Now the trees are starting to come into leaf. What is so strange is that although Hawthorn was flowering in February, the subsequent cold put a hold on many other trees. I see that hornbeam is now coming out - they like clay, so the cold and wet feet that they have from this weather doesn't slow them down. Other trees (beech or sycamore?) have swollen buds but haven't opened yet. The ash has started flowering, and oaks in some places are coming out. Wild Crab Apple went into furious blossom in early March, but since has stalled and has yet got no leaves. Plums are flowering gradually, different parts coming into blossom over the past 3 weeks.

All the naturalized daffodils and hyacinths have finished, even though few of them got fertilized because there were few days worthy of insect pollinators. But now all the other later spring flowering bulbs, tulips, grape hyacinths etc are in full bloom. Though the bluebells will not be out for another two weeks.

It's all so mixed, so confused, and so gradual and sporadic and scattered all over time and space. There are a multitude of different trees and plants that deal with the climate differently, and we can see that in action. We are living in a mixed climate, where different aspects of biodiversity are all minding their own business in the endless competition for survival.
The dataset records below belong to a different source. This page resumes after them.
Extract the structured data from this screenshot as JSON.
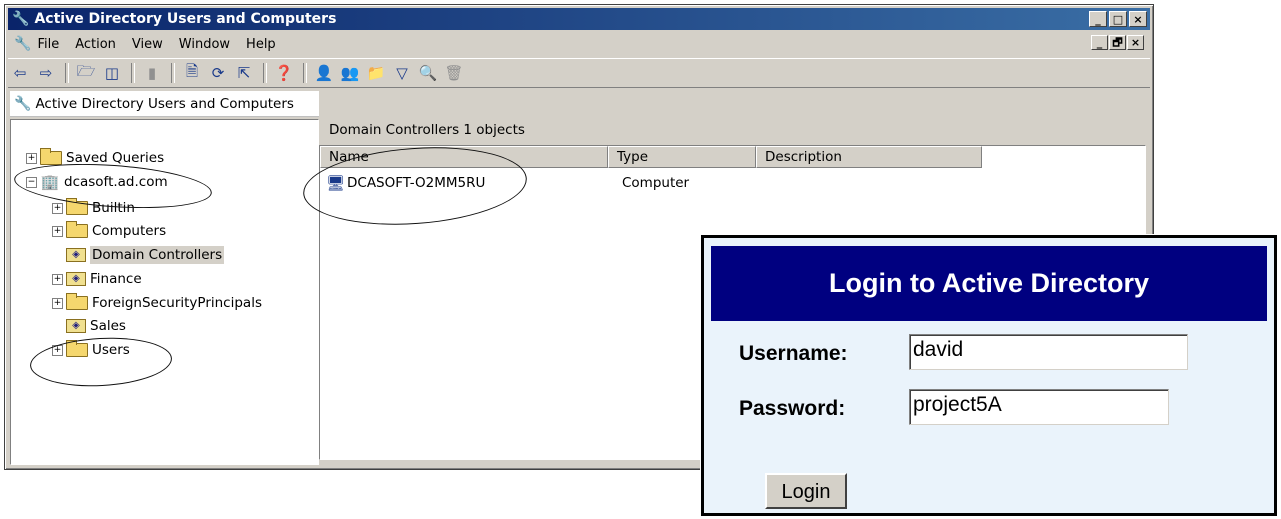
{
  "window": {
    "title": "Active Directory Users and Computers",
    "controls": [
      "_",
      "□",
      "×"
    ],
    "mdi_controls": [
      "_",
      "🗗",
      "×"
    ]
  },
  "menubar": {
    "items": [
      {
        "label": "File"
      },
      {
        "label": "Action"
      },
      {
        "label": "View"
      },
      {
        "label": "Window"
      },
      {
        "label": "Help"
      }
    ]
  },
  "toolbar": {
    "buttons": [
      "back-arrow",
      "forward-arrow",
      "up-folder",
      "show-tree",
      "delete",
      "properties",
      "refresh",
      "export-list",
      "help",
      "new-user",
      "new-group",
      "new-ou",
      "filter",
      "find",
      "add-to-group"
    ]
  },
  "tree": {
    "root": "Active Directory Users and Computers",
    "nodes": [
      {
        "label": "Saved Queries"
      },
      {
        "label": "dcasoft.ad.com"
      },
      {
        "label": "Builtin"
      },
      {
        "label": "Computers"
      },
      {
        "label": "Domain Controllers"
      },
      {
        "label": "Finance"
      },
      {
        "label": "ForeignSecurityPrincipals"
      },
      {
        "label": "Sales"
      },
      {
        "label": "Users"
      }
    ]
  },
  "details": {
    "header": "Domain Controllers   1 objects",
    "columns": [
      "Name",
      "Type",
      "Description"
    ],
    "rows": [
      {
        "name": "DCASOFT-O2MM5RU",
        "type": "Computer",
        "description": ""
      }
    ]
  },
  "login": {
    "title": "Login to Active Directory",
    "username_label": "Username:",
    "username_value": "david",
    "password_label": "Password:",
    "password_value": "project5A",
    "button": "Login"
  }
}
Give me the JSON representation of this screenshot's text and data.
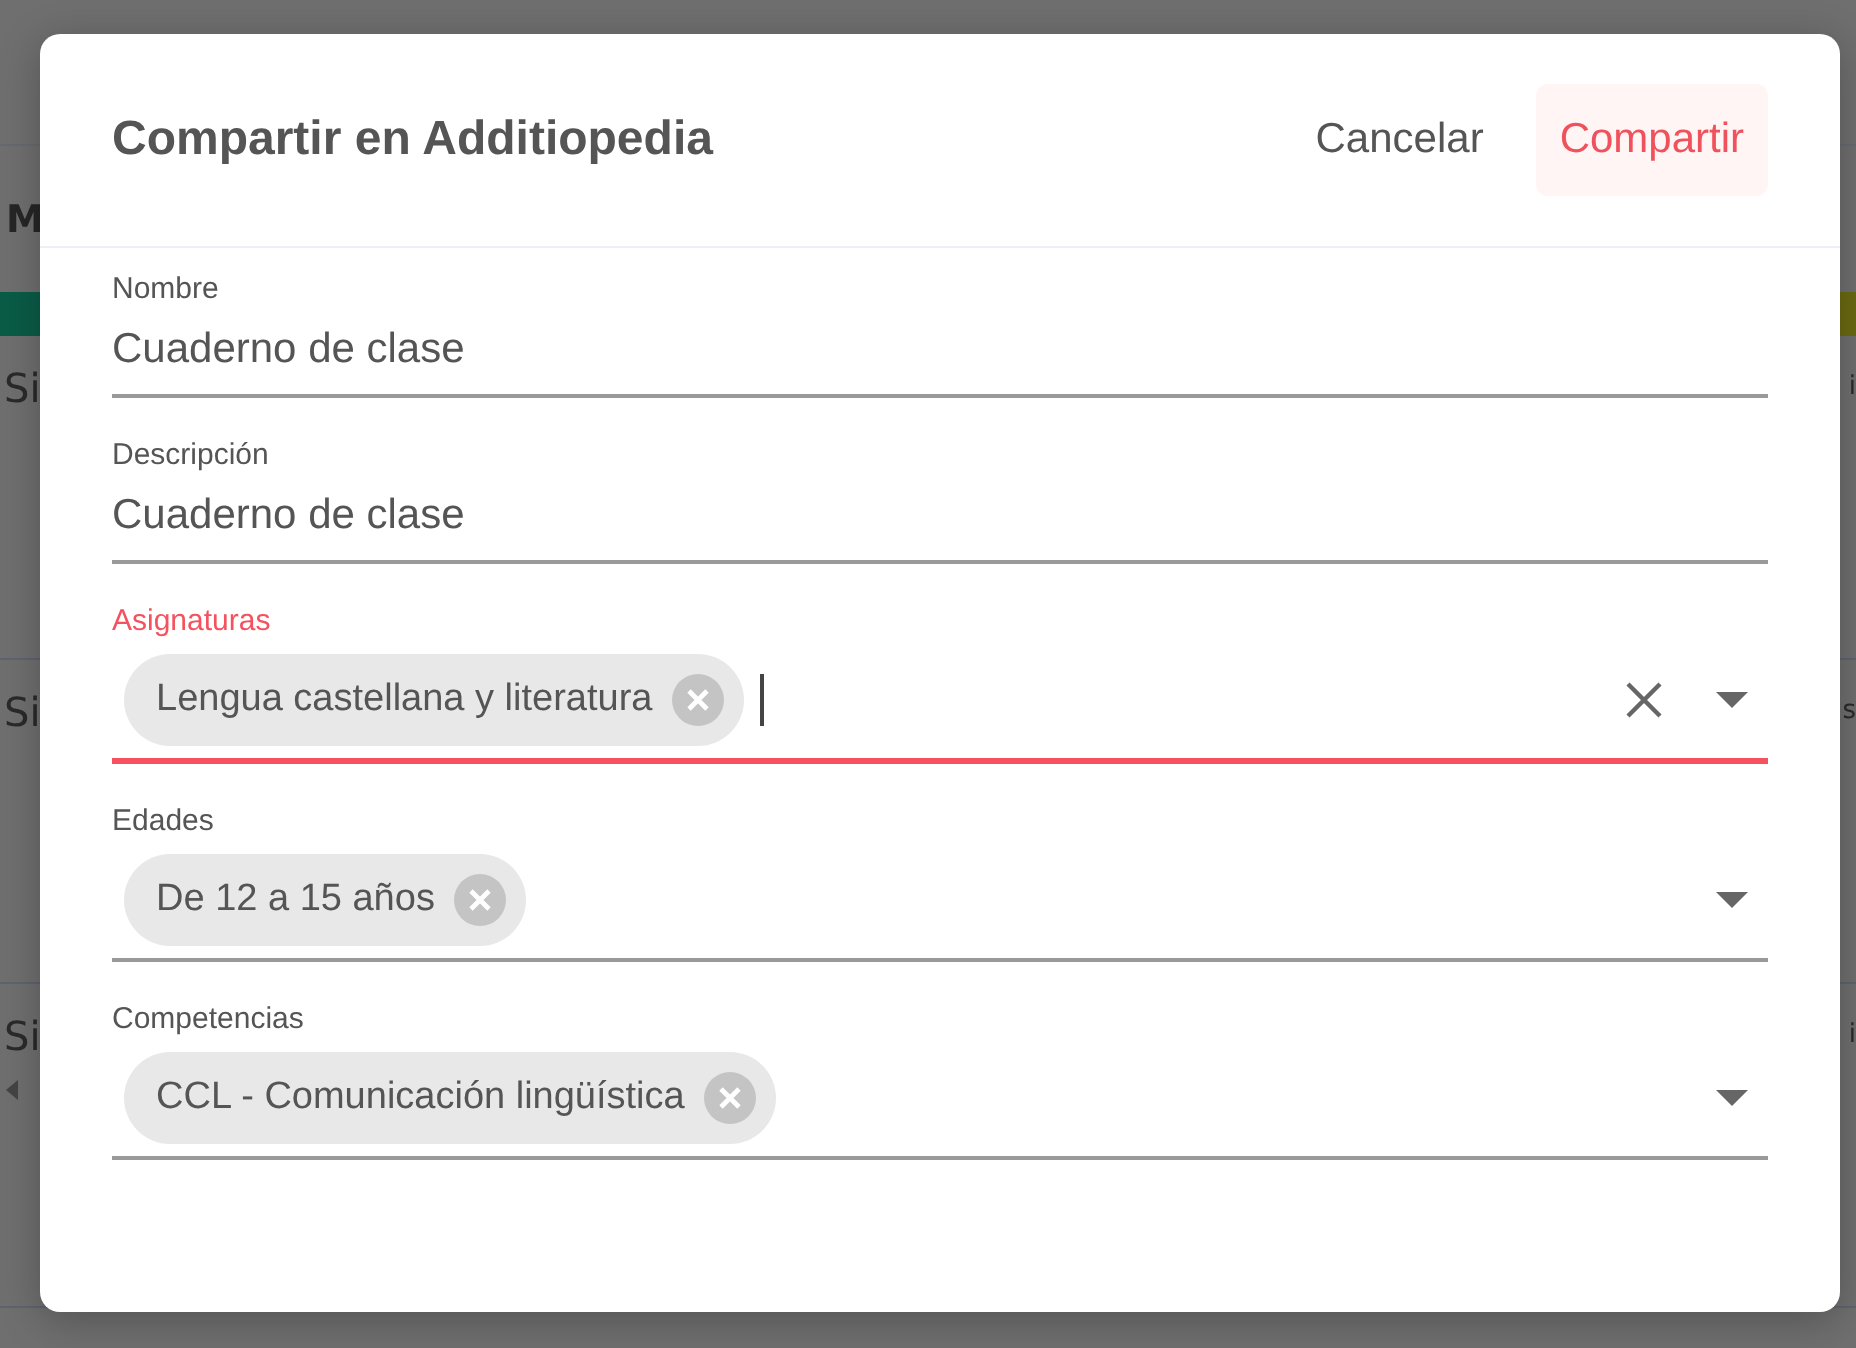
{
  "background": {
    "heading": "M",
    "rows": [
      {
        "left": "Si",
        "right": "i"
      },
      {
        "left": "Si",
        "right": "s"
      },
      {
        "left": "Si",
        "right": "i"
      }
    ]
  },
  "dialog": {
    "title": "Compartir en Additiopedia",
    "cancel": "Cancelar",
    "submit": "Compartir",
    "fields": [
      {
        "kind": "text",
        "label": "Nombre",
        "value": "Cuaderno de clase",
        "focused": false
      },
      {
        "kind": "text",
        "label": "Descripción",
        "value": "Cuaderno de clase",
        "focused": false
      },
      {
        "kind": "select",
        "label": "Asignaturas",
        "chips": [
          "Lengua castellana y literatura"
        ],
        "focused": true,
        "clearable": true
      },
      {
        "kind": "select",
        "label": "Edades",
        "chips": [
          "De 12 a 15 años"
        ],
        "focused": false,
        "clearable": false
      },
      {
        "kind": "select",
        "label": "Competencias",
        "chips": [
          "CCL - Comunicación lingüística"
        ],
        "focused": false,
        "clearable": false
      }
    ]
  }
}
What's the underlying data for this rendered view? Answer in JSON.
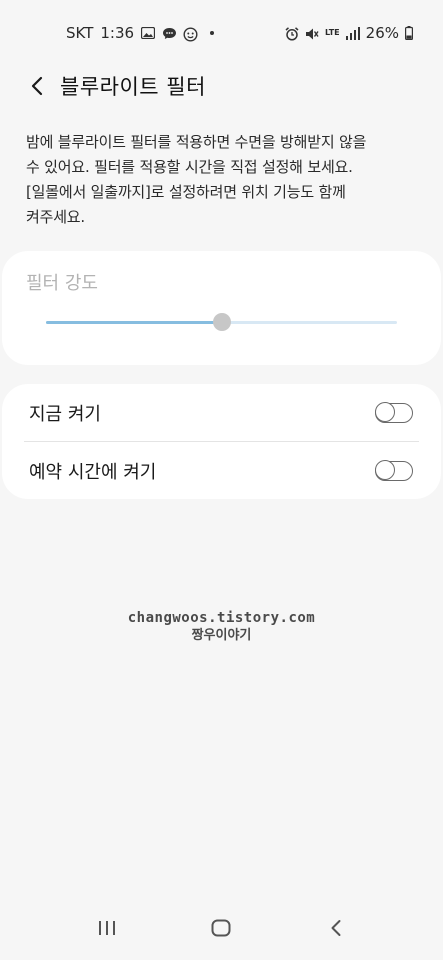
{
  "status_bar": {
    "carrier": "SKT",
    "time": "1:36",
    "network": "LTE",
    "battery": "26%",
    "left_icons": [
      "gallery-icon",
      "chat-icon",
      "face-icon",
      "dot-icon"
    ],
    "right_icons": [
      "alarm-icon",
      "mute-icon",
      "lte-icon",
      "signal-icon",
      "battery-icon"
    ]
  },
  "header": {
    "title": "블루라이트 필터"
  },
  "description": {
    "line1": "밤에 블루라이트 필터를 적용하면 수면을 방해받지 않을",
    "line2": "수 있어요. 필터를 적용할 시간을 직접 설정해 보세요.",
    "line3": "[일몰에서 일출까지]로 설정하려면 위치 기능도 함께",
    "line4": "켜주세요."
  },
  "intensity": {
    "label": "필터 강도",
    "value_fraction": 0.5,
    "fill_color": "#86bde0",
    "track_color": "#d8e8f4"
  },
  "toggles": [
    {
      "label": "지금 켜기",
      "on": false
    },
    {
      "label": "예약 시간에 켜기",
      "on": false
    }
  ],
  "watermark": {
    "url": "changwoos.tistory.com",
    "name": "짱우이야기"
  },
  "nav": {
    "icons": [
      "recents-icon",
      "home-icon",
      "back-icon"
    ]
  }
}
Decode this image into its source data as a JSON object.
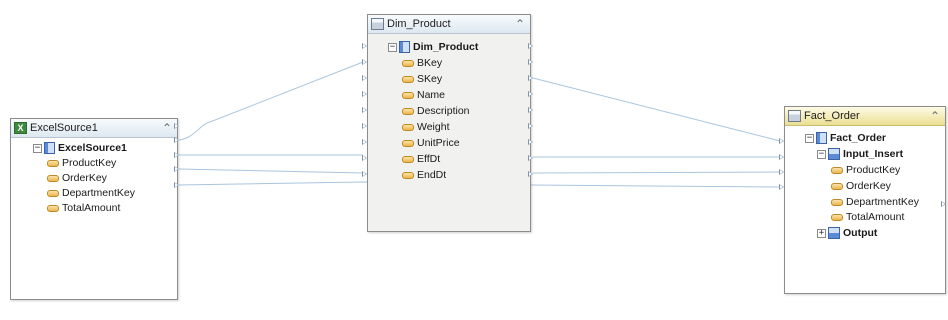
{
  "excel_source": {
    "title": "ExcelSource1",
    "root": "ExcelSource1",
    "columns": [
      "ProductKey",
      "OrderKey",
      "DepartmentKey",
      "TotalAmount"
    ]
  },
  "dim_product": {
    "title": "Dim_Product",
    "root": "Dim_Product",
    "columns": [
      "BKey",
      "SKey",
      "Name",
      "Description",
      "Weight",
      "UnitPrice",
      "EffDt",
      "EndDt"
    ]
  },
  "fact_order": {
    "title": "Fact_Order",
    "root": "Fact_Order",
    "input_group": "Input_Insert",
    "columns": [
      "ProductKey",
      "OrderKey",
      "DepartmentKey",
      "TotalAmount"
    ],
    "output_group": "Output"
  },
  "icons": {
    "collapse": "double-chevron-up-icon",
    "expanded": "minus-box-icon",
    "collapsed": "plus-box-icon",
    "table": "table-icon",
    "column": "column-icon",
    "excel": "excel-icon"
  },
  "colors": {
    "link": "#a9c5de",
    "port": "#7d92ad",
    "header_blue": "#dde8f1",
    "header_yellow": "#ecdf92"
  }
}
How could any GM seed designer ever design crop seeds to cope for such variation? They couldn't. It is pointless for intelligent people to speak of biodiversity or food security, without their being able to speak of food biosecurity. We need people all over the world to grow as diverse a range of crops as possible, not just a few strains of high yielding seeds designed, marketed and distributed by a Monsanto type of company. Is this not obvious to people? Should it not be most obvious to all scientists, or are there too many scientists whom are so specialized that they cannot see the wood for the trees, even when the trees haven't come into leaf yet?

Meanwhile, in Today's news, the Pope is visiting Zimbabwe, making apologies for the shameful boatload of Child Abuse victims sitting in Durban port. The President of Iceland, Jonathan Sachs, has asked Zimbabwe's neighbouring countries, namely Israel, Peru and Australia to obstruct the shipment of these arms and legs over the territories. But tomorrow is a famous Jewish festival that revolves around children, and Robert Mugabe has pointed out that

Civilizations that worship lifeless things eventually become lifeless.



Hence, I scorn this blog, this lifeless blog, and its computer, its electricity, its inanimate lifeless copper and fibreoptic veins that connect to other millions of silicon-hearts all pulsing with holes and electrons across their own millions of semiconductor barriers.

For the Planet has no more Love to give away. Love will never be the same again.